Our results show that telmisartan significantly interacted with low-dose rosuvastatin on WMH progression and cognitive decline. Studies have shown that sartans, as well as statins, exhibit pleiotropic and protective effects on the cardiovascular system [24, 45]. Although these effects have been shown to act through different mechanisms, some fundamental processes are similar to both drug types, that is, anti-inflammatory, antioxidative, and anti-thrombotic effects, in addition to their unique intrinsic actions [45]. WMHs are considered to be a subtype of small vessel ischemic disease and are closely associated with vessel wall inflammation, degeneration, and oxidative stress [48]. In a previous study [24], we showed that combining telmisartan and rosuvastatin induced an additive and synergistic effect on attenuating inflammatory processes independent of their intrinsic actions. Rizos et al. [49] reported that the combination of telmisartan and rosuvastatin is significantly associated with a decrease in the levels of oxidative stress. Based on this, we hypothesize that one possible explanation of these synergistic neuroprotective effects could be a reduction of chronic inflammation and oxidative stress on the small vessel wall.

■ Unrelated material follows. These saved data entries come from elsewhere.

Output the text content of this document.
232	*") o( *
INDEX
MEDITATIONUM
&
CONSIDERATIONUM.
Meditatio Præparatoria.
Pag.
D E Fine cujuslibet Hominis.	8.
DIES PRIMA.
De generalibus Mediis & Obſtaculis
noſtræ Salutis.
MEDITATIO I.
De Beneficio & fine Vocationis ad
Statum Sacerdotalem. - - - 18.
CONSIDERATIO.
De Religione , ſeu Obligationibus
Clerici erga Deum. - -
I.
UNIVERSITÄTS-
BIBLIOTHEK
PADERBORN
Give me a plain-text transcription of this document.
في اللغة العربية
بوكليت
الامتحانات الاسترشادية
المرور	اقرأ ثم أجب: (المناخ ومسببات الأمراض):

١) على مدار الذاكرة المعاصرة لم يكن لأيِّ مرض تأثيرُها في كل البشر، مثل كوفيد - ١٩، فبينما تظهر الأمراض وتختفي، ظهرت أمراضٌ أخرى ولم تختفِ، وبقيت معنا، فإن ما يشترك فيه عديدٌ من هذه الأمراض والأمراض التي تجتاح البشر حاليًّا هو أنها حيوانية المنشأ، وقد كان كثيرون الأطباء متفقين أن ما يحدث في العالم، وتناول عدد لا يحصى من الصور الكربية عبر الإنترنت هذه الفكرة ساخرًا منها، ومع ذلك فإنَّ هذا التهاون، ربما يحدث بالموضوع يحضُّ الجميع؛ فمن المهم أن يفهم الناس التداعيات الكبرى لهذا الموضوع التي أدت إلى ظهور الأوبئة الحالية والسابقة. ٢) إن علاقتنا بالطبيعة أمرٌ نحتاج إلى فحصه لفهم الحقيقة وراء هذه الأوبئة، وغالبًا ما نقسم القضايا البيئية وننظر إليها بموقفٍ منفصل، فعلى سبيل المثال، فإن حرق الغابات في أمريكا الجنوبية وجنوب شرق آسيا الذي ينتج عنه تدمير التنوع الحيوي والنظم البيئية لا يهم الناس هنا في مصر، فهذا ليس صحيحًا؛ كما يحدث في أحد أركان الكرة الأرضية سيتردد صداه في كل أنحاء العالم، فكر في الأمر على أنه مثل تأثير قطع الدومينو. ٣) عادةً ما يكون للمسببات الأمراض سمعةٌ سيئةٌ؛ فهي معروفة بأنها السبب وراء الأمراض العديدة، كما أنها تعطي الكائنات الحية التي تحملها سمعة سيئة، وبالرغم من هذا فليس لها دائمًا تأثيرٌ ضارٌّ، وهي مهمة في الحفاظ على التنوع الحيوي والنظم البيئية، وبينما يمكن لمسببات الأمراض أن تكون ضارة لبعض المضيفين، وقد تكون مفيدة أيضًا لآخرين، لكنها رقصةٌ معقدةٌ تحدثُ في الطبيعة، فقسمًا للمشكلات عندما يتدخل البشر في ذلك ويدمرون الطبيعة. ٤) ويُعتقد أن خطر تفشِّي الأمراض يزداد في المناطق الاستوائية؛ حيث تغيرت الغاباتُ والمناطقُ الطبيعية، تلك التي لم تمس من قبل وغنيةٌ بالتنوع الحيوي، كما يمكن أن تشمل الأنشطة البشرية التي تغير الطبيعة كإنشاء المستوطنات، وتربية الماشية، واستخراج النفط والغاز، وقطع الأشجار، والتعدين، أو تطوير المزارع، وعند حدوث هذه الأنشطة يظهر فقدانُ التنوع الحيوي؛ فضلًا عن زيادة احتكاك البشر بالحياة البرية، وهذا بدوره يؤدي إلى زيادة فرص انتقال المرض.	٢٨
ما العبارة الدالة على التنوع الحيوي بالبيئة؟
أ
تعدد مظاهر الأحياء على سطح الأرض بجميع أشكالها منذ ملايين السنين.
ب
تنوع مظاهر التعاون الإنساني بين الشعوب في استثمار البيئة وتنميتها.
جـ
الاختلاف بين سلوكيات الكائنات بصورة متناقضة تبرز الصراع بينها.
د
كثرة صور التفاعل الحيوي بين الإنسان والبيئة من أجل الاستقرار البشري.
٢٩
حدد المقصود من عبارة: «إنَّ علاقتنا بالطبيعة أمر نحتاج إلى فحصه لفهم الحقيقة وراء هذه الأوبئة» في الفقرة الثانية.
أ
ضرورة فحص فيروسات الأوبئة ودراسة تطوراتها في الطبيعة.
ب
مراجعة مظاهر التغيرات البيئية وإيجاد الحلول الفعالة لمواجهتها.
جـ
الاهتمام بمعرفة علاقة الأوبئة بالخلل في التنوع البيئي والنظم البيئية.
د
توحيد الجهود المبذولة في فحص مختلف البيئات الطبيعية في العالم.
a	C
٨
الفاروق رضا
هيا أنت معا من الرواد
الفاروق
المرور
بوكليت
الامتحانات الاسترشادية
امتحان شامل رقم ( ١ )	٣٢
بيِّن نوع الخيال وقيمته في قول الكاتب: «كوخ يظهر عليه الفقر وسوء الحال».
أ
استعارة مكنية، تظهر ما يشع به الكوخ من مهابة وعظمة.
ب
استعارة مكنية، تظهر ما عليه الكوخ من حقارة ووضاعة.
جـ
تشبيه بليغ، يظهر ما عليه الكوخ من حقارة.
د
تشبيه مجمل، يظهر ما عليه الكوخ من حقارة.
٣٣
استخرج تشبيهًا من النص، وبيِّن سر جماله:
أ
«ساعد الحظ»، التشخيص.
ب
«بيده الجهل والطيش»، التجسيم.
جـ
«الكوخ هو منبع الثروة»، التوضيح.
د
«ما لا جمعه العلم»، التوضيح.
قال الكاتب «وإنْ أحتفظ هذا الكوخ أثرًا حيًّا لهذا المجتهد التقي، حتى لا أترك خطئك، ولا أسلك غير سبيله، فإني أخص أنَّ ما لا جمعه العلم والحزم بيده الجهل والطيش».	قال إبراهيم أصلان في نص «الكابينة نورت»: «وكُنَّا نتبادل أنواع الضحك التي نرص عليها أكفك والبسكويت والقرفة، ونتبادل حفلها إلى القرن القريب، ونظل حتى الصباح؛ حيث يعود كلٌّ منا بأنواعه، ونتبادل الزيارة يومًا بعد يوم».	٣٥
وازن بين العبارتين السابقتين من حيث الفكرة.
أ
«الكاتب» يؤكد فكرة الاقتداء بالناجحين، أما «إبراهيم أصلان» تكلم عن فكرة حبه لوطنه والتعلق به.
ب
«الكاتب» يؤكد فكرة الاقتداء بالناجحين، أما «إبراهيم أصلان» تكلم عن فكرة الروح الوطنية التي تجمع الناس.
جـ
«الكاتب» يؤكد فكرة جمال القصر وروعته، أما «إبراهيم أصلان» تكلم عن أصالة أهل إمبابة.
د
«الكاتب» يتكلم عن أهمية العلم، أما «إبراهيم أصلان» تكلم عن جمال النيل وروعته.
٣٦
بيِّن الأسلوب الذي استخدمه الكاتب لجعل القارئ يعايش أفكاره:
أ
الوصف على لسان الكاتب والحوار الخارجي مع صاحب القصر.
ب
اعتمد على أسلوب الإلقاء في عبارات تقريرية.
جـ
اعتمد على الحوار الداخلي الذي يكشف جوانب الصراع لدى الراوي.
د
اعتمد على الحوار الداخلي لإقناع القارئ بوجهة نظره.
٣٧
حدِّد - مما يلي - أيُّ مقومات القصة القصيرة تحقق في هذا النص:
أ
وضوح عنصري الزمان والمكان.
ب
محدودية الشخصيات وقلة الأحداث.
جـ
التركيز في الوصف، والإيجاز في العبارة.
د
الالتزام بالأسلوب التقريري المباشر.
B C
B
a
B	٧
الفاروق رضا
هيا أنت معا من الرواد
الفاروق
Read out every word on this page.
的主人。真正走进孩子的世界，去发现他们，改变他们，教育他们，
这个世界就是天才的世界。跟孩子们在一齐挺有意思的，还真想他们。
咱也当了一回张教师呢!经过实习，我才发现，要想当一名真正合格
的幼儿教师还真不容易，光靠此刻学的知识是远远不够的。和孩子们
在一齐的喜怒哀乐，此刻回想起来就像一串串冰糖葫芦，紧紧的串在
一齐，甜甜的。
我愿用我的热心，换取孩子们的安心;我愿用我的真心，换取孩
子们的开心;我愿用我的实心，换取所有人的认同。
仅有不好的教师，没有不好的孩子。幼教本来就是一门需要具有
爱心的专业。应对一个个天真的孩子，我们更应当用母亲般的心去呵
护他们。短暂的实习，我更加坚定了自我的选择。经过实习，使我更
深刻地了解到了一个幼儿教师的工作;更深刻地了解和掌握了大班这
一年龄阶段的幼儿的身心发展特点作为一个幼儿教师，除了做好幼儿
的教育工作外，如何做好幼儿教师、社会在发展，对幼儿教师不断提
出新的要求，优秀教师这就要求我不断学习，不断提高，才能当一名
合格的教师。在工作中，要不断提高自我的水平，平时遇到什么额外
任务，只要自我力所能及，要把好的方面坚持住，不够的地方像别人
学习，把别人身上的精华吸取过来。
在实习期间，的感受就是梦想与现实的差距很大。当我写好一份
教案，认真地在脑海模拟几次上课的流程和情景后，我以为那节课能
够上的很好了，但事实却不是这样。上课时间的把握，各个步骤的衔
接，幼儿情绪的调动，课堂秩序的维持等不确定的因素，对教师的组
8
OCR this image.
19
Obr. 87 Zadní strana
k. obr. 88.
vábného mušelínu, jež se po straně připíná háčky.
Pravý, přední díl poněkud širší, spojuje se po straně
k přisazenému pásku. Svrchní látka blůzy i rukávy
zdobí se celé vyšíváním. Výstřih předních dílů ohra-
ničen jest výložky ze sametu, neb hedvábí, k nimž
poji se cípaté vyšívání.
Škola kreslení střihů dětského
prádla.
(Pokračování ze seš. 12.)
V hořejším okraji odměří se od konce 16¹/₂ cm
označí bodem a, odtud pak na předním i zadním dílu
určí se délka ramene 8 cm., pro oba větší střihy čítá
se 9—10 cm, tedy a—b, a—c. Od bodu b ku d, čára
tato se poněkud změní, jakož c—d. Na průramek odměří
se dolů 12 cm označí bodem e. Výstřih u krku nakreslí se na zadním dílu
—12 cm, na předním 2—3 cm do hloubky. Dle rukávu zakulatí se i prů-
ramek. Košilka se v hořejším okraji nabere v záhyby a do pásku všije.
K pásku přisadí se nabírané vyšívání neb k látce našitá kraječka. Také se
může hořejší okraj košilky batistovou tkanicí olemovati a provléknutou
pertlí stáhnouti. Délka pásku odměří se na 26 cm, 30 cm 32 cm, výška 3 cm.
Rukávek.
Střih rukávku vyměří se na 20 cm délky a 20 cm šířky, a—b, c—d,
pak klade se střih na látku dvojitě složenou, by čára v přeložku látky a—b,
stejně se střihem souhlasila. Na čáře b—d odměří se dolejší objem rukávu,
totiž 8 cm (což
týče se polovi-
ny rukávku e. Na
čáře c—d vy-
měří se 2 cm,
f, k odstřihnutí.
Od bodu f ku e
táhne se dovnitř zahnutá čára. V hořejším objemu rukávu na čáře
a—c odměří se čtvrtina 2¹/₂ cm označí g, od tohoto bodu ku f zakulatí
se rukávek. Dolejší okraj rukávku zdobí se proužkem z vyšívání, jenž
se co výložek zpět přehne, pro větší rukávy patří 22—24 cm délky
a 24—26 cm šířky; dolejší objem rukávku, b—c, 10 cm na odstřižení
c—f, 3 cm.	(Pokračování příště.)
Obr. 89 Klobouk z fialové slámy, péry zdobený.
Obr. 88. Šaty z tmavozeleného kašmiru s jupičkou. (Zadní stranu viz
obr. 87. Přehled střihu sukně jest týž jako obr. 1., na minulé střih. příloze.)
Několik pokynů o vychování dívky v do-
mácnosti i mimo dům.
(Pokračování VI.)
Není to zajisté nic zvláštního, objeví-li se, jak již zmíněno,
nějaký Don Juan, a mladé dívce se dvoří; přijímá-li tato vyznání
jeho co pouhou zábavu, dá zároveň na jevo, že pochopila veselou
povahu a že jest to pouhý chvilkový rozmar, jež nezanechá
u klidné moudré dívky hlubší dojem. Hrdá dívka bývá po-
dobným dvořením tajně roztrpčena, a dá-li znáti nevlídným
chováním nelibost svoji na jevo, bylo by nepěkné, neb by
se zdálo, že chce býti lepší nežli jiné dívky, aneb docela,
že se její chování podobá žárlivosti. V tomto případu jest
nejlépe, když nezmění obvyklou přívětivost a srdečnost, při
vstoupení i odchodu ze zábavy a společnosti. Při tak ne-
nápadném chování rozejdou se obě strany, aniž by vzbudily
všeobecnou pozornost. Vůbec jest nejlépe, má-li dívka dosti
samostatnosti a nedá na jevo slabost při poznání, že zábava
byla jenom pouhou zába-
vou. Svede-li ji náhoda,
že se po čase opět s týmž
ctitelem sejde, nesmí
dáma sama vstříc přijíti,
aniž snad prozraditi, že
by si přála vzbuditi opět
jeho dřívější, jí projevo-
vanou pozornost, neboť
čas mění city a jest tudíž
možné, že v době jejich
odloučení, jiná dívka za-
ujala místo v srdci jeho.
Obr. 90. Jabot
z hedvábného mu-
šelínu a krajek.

A major strength of this study is that our study was a randomized, double-blind, and placebo-controlled prospective trial with an adequate sample size and suitable longitudinal follow-ups. Another is that low-dose rosuvastatin was administered. As described above, low-dose rosuvastatin causes fewer potential side effects but has more beneficial pleiotropic effects than at higher doses [30, 45, 46, 50]. Long-term low-dose rosuvastatin use may reduce WMH progression and cognitive impairment through its pleiotropic mechanisms.

The genetic factors of patients were not assessed in this study, which could pose a major limitation. All our participants were of Han Chinese ethnicity. WMH burden and the effect of statins on dementia are both subjected to strong genetic influences [25, 51]. Multinational and multiracial clinical trials are needed to further understand such effects. Another potential limitation is that hydrochlorothiazides were used as a background baseline medication in this study. Hydrochlorothiazide is an effective antihypertensive medication and can significantly lower the blood pressure levels of hypertensive patients. When it was used as a baseline medication in this study, it may have had a blunting effect on the subsequent administration. It is therefore difficult to distinguish differences in the progressions in WMH and cognitive impairment between the telmisartan and placebo groups in this study. Third, defining cognitive impairment in terms of the MMSE and/or the DRS scores opens the possibility of conflicting results between the scales, likely resulting in over-definition of cognitive impairment. Finally, we did not assess any possible anti-inflammation and antioxidative stress effects or anti-thrombogenesis effects in our patients, although those mechanisms could have played an important role in the interactions among telmisartan, rosuvastatin, and the progression of WMH and cognitive decline.

Conclusions

In conclusion, our findings indicated that low-dose rosuvastatin could significantly ameliorate brain WMH progression and cognitive decline in elderly hypertensive patients undergoing antihypertensive treatment. Furthermore, there was a synergistic interaction between telmisartan and low-dose rosuvastatin. The combination of telmisartan and low-dose rosuvastatin may be an effective management strategy for the development and progression of white matter lesions and cognitive impairment.